A economia gaúcha em 2002

Segundo as estimativas preliminares divulgadas pela Fundação de Economia e Estatística, o Produto Interno Bruto (PIB) do Estado cresceu a uma taxa de 1,8% em 2002, totalizando um valor de R$ 109,7 bilhões, equivalentes a US$ 37,6 bilhões. Considerando-se o crescimento populacional estimado em 1,1%, o PIB per capita expandiu-se 0,7%, atingindo um total de R$ 10,6 mil, equivalentes a US$ 3,6 mil. O crescimento em 2002 é o menor dos últimos quatro anos, menor, inclusive, do que a média dos últimos 11 anos (3,0% ao ano). Ainda que pouco expressivo, esse crescimento no Estado deverá ser superior ao do País, uma vez que o crescimento acumulado até o terceiro trimestre na economia brasileira foi de apenas 0,9% e que projeções do IPEA indicam uma taxa anual de 1,4%. Com esses resultados, o Estado aumentaria sua participação de 8,11% para 8,14% do PIB nacional.

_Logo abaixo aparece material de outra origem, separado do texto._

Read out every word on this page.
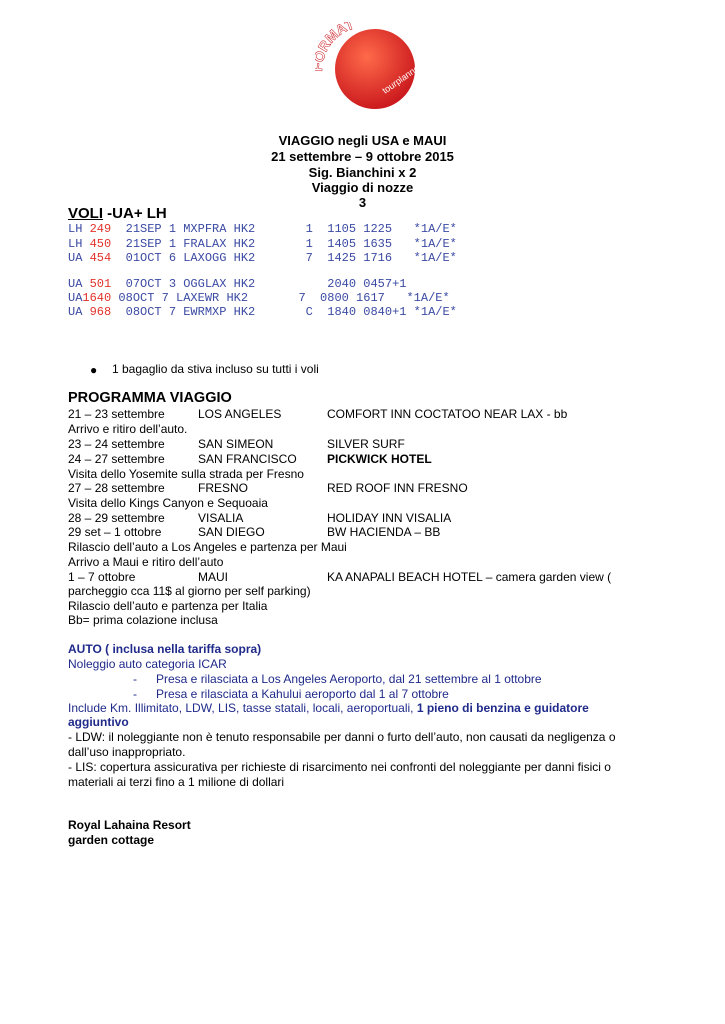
RMAT
tourplanner
VIAGGIO negli USA e MAUI
21 settembre – 9 ottobre 2015
Sig. Bianchini x 2
Viaggio di nozze
3
VOLI -UA+ LH
LH 249  21SEP 1 MXPFRA HK2       1  1105 1225   *1A/E*
LH 450  21SEP 1 FRALAX HK2       1  1405 1635   *1A/E*
UA 454  01OCT 6 LAXOGG HK2       7  1425 1716   *1A/E*
UA 501  07OCT 3 OGGLAX HK2          2040 0457+1
UA1640 08OCT 7 LAXEWR HK2       7  0800 1617   *1A/E*
UA 968  08OCT 7 EWRMXP HK2       C  1840 0840+1 *1A/E*
● 1 bagaglio da stiva incluso su tutti i voli
PROGRAMMA VIAGGIO
21 – 23 settembre	LOS ANGELES	COMFORT INN COCTATOO NEAR LAX - bb
Arrivo e ritiro dell’auto.
23 – 24 settembre	SAN SIMEON	SILVER SURF
24 – 27 settembre	SAN FRANCISCO	PICKWICK HOTEL
Visita dello Yosemite sulla strada per Fresno
27 – 28 settembre	FRESNO	RED ROOF INN FRESNO
Visita dello Kings Canyon e Sequoaia
28 – 29 settembre	VISALIA	HOLIDAY INN VISALIA
29 set – 1 ottobre	SAN DIEGO	BW HACIENDA – BB
Rilascio dell’auto a Los Angeles e partenza per Maui
Arrivo a Maui e ritiro dell’auto
1 – 7 ottobre	MAUI	KA ANAPALI BEACH HOTEL – camera garden view (
parcheggio cca 11$ al giorno per self parking)
Rilascio dell’auto e partenza per Italia
Bb= prima colazione inclusa
AUTO ( inclusa nella tariffa sopra)
Noleggio auto categoria ICAR
- Presa e rilasciata a Los Angeles Aeroporto, dal 21 settembre al 1 ottobre
- Presa e rilasciata a Kahului aeroporto dal 1 al 7 ottobre
Include Km. Illimitato, LDW, LIS, tasse statali, locali, aeroportuali, 1 pieno di benzina e guidatore
aggiuntivo
- LDW: il noleggiante non è tenuto responsabile per danni o furto dell’auto, non causati da negligenza o
dall’uso inappropriato.
- LIS: copertura assicurativa per richieste di risarcimento nei confronti del noleggiante per danni fisici o
materiali ai terzi fino a 1 milione di dollari
Royal Lahaina Resort
garden cottage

O fraco desempenho da economia gaúcha em 2002 foi fortemente influenciado pela queda verificada na agropecuária (-2,0%), a qual foi compensada pelos resultados positivos na indústria (3,8%) e no setor serviços (1,2%). O setor industrial, com um crescimento um pouco acima da média dos últimos 11 anos (3,5% ao ano), foi favorecido pelo bom desempenho da indústria de transformação (5,4%), que compensou as taxas negativas verificadas na construção civil (-3,3%) e na produção de eletricidade, gás e água (-0,8%). Examinando-se os dados divulgados pelo IBGE relativos à produção física da indústria de transformação (dados acumulados até outubro), destacam-se os desempenhos positivos nos gêneros fumo (33,9%), mecânica (19,7%) e material de transporte (10,1%) e os negativos de mobiliário (-7,3%) e vestuário e calçados (-5,7%). O resultado do setor serviços refletiu a expansão verificada nos segmentos aluguéis, intermediários financeiros, comunicações, alojamento e alimentação, saúde e educação mercantis, serviços domésticos e outros serviços, que, em conjunto, apresentaram um crescimento de 2,4%, o que compensou os desempenhos negativos no comércio (-1,0%) e nos transportes (-1,9%),

A agropecuária do Estado, que teve excelente desempenho em 1999 e 2001 e que não apresentava taxa negativa desde 1996, foi fortemente afetada pelo desempenho negativo da lavoura (-2,4%), que não foi compensado pelo crescimento na produção animal (1,0%). A taxa negativa na lavoura foi resultado das quebras significativas ocorridas nas safras de milho (-35,9%) e de soja (-19,1%). Ambas as culturas tiveram quedas expressivas em suas produtividades, -25,0% e -27,2% respectivamente. As quedas nas produções dessas culturas não foram compensadas pelos crescimentos nas produções de trigo (20,9%), uva (14,5%), fumo (14,0%), maçã (13,9%), arroz (4,3%) e feijão (4,0%). Em relação à produção animal, destacam- -se os crescimentos nas produções de leite (5,1%) e de aves (2,7%).

No que tange às exportações, o Estado manteve-se como o segundo maior exportador, com 10,7% do total nacional. Apesar do fraco desempenho global das exportações (crescimento acumulado de apenas 0,05% até novembro), alguns dos principais produtos da pauta tiveram crescimentos significativos, tais como: motores diesel (90%), óleo de soja em bruto (51%), tratores (43%) e carroçarias (28%).